The IRS then began a review of returns prepared by Pastars from 2012 to 2014 and discovered that the returns had unreimbursed employee business expenses that far exceeded the average claims in the Puget Sound region. Analysis revealed that Pastars claimed unreimbursed business expenses for clients that were three to four times the average claim.

On two occasions in spring 2015, undercover IRS agents went to Pastars posing as tax prep clients; both were very clear that they had no employee business expenses. Nevertheless, Pastars claimed thousands of dollars in unreimbursed expenses so that the returns showed a refund. She also increased the fee that she charged each undercover agent saying, “If I do deduction I charge more.”

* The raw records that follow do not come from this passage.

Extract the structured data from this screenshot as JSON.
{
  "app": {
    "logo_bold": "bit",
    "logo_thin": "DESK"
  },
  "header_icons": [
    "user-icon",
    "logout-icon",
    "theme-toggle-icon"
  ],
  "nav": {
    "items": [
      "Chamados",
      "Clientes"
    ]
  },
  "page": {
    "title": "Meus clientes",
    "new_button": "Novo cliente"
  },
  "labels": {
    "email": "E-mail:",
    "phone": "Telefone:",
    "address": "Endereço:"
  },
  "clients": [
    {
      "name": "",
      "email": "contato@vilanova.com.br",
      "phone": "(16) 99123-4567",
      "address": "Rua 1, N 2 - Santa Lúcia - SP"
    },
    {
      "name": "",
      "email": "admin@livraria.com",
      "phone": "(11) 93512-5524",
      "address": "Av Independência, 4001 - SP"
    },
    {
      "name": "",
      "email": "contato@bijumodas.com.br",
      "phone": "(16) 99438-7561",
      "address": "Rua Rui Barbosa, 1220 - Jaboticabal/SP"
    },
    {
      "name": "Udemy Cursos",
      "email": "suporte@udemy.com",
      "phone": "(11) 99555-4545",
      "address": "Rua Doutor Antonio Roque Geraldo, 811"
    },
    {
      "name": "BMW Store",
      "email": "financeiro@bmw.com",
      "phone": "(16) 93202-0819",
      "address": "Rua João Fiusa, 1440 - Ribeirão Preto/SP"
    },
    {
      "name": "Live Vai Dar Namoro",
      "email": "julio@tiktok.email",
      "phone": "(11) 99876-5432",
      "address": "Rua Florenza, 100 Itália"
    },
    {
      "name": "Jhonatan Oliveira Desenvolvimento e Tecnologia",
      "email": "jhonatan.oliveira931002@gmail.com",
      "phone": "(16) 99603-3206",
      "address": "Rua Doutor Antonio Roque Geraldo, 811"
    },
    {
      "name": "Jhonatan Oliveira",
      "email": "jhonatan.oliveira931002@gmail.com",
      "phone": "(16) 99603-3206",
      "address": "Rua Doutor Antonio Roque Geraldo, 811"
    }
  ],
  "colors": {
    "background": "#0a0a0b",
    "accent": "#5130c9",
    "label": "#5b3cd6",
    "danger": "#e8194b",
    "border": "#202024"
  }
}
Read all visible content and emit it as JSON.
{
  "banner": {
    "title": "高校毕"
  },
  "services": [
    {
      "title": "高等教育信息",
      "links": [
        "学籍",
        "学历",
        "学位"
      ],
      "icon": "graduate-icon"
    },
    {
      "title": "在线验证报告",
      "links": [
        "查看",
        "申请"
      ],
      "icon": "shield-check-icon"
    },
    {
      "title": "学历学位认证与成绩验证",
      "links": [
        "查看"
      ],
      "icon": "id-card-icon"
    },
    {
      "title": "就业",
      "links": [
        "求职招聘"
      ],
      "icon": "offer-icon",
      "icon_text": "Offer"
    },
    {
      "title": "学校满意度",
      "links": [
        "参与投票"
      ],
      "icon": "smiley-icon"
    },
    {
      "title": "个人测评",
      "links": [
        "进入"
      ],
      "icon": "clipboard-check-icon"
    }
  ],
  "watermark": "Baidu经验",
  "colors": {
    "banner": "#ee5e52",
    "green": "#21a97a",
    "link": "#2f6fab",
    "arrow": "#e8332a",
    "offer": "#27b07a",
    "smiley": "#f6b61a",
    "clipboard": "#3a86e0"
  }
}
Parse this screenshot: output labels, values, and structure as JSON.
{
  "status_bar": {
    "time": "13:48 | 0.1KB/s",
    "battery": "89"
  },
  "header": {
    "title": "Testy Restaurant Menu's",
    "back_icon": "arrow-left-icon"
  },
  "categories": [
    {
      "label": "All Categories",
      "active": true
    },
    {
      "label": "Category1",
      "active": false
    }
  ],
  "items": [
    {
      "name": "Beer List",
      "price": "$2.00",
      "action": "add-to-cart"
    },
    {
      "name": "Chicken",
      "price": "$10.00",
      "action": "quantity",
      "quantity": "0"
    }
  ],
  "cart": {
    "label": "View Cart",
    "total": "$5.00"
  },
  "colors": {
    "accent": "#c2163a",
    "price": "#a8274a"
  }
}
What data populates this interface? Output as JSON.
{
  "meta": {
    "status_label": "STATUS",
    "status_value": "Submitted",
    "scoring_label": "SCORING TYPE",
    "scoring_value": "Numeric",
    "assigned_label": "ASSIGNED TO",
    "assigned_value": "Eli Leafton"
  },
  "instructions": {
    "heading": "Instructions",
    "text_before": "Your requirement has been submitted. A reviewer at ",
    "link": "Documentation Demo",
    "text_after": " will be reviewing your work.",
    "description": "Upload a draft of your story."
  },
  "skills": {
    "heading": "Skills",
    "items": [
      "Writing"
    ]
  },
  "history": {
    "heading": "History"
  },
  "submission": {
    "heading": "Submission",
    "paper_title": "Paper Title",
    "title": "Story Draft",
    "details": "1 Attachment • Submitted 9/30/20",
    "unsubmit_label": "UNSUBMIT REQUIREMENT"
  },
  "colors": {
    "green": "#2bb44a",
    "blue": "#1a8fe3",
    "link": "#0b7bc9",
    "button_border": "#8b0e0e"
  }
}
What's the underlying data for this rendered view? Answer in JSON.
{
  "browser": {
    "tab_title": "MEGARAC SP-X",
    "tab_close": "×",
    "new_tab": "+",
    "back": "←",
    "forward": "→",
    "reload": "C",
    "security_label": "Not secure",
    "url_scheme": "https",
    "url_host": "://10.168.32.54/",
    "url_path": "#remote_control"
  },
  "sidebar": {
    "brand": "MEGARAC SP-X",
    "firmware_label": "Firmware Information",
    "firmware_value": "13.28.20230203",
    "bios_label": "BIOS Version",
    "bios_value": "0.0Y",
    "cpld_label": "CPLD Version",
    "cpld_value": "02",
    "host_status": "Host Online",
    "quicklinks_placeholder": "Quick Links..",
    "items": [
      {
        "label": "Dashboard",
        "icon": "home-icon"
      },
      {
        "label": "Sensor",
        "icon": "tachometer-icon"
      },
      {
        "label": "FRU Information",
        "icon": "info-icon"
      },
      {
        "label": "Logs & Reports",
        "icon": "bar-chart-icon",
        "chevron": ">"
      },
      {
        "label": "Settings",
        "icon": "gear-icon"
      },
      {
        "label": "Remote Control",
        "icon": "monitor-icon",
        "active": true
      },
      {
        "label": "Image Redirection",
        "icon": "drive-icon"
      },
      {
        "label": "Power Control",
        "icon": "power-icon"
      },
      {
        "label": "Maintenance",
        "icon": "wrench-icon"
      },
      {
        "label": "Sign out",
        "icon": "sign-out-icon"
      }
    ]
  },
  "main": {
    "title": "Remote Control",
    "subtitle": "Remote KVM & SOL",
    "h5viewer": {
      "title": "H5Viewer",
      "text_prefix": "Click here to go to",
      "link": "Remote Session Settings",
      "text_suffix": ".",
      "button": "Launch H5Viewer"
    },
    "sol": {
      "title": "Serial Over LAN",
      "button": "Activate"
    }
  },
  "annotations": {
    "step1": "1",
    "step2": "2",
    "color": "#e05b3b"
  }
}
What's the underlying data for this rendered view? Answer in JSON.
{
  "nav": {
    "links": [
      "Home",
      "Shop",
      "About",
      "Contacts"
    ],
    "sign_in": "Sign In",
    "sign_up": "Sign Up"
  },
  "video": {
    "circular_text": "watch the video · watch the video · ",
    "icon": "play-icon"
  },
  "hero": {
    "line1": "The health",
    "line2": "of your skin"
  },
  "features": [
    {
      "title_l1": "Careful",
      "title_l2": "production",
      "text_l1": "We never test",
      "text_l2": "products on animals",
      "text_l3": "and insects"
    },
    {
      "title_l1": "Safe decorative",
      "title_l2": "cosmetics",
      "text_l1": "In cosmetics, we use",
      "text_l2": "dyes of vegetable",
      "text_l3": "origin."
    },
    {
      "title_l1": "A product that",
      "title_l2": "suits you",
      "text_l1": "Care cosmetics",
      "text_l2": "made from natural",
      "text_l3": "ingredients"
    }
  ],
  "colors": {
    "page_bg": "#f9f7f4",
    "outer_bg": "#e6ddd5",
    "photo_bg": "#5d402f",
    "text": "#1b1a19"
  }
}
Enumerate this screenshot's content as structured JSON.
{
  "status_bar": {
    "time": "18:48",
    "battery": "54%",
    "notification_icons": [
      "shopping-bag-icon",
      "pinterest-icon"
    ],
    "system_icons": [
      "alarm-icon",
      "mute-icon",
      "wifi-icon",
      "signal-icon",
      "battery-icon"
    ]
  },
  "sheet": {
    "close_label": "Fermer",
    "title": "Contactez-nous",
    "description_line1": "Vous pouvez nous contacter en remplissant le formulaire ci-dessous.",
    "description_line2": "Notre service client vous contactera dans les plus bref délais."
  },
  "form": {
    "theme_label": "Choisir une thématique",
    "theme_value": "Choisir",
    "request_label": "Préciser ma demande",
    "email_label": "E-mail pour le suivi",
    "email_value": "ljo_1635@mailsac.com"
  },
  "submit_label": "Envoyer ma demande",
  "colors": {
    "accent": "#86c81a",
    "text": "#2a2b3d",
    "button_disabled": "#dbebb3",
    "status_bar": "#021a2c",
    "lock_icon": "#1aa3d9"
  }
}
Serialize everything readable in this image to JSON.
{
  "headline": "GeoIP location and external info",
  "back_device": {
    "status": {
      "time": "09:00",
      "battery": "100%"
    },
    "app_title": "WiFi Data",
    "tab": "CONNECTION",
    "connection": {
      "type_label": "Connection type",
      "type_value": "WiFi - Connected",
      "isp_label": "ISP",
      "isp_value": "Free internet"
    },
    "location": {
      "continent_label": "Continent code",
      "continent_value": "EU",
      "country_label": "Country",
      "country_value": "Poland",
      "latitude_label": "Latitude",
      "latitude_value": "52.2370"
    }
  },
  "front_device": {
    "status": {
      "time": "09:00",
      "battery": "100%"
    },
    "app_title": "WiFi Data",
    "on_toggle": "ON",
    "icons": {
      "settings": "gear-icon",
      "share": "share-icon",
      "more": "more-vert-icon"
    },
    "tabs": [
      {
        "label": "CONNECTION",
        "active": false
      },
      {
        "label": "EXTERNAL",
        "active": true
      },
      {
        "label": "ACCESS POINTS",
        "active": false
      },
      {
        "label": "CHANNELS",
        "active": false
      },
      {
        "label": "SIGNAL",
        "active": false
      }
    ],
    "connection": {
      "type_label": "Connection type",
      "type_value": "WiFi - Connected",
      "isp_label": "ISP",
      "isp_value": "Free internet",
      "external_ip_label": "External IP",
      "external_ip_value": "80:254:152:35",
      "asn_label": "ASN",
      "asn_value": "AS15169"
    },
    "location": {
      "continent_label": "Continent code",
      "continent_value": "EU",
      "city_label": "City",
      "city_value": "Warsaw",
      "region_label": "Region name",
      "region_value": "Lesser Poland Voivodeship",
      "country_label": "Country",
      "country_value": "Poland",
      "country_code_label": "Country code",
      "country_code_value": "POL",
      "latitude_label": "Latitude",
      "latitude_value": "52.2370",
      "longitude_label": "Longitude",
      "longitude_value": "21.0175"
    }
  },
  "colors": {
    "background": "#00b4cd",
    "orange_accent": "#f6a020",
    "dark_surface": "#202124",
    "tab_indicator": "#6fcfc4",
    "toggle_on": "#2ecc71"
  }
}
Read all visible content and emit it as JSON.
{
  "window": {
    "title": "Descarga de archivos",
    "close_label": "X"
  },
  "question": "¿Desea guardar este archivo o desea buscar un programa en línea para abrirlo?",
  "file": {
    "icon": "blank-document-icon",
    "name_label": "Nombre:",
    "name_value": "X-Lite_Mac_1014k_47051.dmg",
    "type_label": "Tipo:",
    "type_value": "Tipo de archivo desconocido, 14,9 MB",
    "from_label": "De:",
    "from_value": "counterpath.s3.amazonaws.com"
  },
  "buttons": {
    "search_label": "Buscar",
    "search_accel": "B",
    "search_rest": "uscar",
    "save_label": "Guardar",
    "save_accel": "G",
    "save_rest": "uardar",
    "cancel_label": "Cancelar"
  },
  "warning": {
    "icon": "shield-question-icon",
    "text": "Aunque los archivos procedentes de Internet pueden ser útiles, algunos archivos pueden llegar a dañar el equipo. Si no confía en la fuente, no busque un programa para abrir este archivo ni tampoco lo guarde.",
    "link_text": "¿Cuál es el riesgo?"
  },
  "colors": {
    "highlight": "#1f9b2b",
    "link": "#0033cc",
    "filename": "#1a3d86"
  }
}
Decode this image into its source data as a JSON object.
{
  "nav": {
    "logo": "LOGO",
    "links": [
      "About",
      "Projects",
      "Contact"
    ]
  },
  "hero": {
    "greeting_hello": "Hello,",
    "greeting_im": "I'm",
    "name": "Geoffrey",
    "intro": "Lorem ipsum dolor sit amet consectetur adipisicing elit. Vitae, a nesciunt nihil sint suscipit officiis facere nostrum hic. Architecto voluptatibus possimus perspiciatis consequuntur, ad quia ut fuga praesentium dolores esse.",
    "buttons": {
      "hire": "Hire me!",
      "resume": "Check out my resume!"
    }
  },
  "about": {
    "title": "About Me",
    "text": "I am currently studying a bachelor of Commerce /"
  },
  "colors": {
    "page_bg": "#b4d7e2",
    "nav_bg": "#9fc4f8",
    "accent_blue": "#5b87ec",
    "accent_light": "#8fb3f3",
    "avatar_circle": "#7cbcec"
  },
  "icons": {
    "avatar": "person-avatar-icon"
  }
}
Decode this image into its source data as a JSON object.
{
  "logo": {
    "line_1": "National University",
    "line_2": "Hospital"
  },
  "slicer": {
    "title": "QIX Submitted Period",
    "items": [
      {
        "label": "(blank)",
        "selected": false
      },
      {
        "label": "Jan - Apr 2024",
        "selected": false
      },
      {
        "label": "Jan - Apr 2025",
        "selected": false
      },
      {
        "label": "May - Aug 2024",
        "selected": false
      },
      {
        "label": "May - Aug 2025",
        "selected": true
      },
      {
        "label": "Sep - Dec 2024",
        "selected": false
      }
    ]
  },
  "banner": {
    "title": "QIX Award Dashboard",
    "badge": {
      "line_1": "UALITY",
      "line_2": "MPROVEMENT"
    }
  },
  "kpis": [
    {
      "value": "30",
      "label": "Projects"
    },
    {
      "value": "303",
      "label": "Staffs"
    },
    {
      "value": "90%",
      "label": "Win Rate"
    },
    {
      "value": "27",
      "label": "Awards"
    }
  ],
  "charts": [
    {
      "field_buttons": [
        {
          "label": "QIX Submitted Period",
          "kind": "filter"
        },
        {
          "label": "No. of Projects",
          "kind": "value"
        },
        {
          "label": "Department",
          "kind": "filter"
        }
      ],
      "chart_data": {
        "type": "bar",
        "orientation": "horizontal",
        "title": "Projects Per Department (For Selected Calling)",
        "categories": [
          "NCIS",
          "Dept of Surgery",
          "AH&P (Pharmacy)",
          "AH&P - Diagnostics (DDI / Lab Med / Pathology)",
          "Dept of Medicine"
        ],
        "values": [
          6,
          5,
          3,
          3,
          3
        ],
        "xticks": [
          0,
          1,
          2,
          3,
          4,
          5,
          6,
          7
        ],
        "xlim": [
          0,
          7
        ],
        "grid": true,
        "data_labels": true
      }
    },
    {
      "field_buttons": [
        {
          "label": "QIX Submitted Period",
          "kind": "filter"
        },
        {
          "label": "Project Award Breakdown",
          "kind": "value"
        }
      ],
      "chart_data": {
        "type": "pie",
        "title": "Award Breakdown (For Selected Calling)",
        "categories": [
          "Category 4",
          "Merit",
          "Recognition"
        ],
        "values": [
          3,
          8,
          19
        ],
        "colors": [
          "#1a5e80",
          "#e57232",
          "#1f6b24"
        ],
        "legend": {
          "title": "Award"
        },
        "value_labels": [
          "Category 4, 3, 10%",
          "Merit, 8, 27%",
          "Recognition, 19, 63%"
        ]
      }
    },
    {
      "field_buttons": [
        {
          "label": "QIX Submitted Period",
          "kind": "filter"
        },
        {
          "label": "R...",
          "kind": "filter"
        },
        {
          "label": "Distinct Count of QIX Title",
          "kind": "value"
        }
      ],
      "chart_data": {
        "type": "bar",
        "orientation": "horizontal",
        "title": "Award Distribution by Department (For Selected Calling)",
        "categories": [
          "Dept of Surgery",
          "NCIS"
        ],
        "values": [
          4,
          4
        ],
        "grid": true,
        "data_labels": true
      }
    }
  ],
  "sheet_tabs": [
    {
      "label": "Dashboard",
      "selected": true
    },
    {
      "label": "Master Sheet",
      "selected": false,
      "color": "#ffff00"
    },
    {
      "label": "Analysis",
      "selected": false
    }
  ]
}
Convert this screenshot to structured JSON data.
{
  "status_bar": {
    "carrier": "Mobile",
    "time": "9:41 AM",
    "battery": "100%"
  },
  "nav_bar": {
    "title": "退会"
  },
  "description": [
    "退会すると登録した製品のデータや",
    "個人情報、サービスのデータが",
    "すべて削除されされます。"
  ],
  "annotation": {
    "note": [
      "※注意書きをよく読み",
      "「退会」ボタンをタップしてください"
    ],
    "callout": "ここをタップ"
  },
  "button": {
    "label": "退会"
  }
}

Most of her clients paid in cash, making her profit from the scheme difficult to trace. But based on clients who paid by check or via an online payment system, Pastars went from 159 returns prepared in 2012 to 366 prepared in 2015. Over those same years her trackable income from tax prep increased ten-fold, from $6,500 in 2012 to $65,470 in 2015. (Those figures do not account for clients who paid in cash.) Analysis of returns she prepared between 2012 and 2015 revealed that she inflated deductions for business expenses and charitable donations as much as $4 million.

Sentencing is June 28. Aiding and assisting in the preparation of false income tax returns is punishable by up to three years in prison and a $100,000 fine.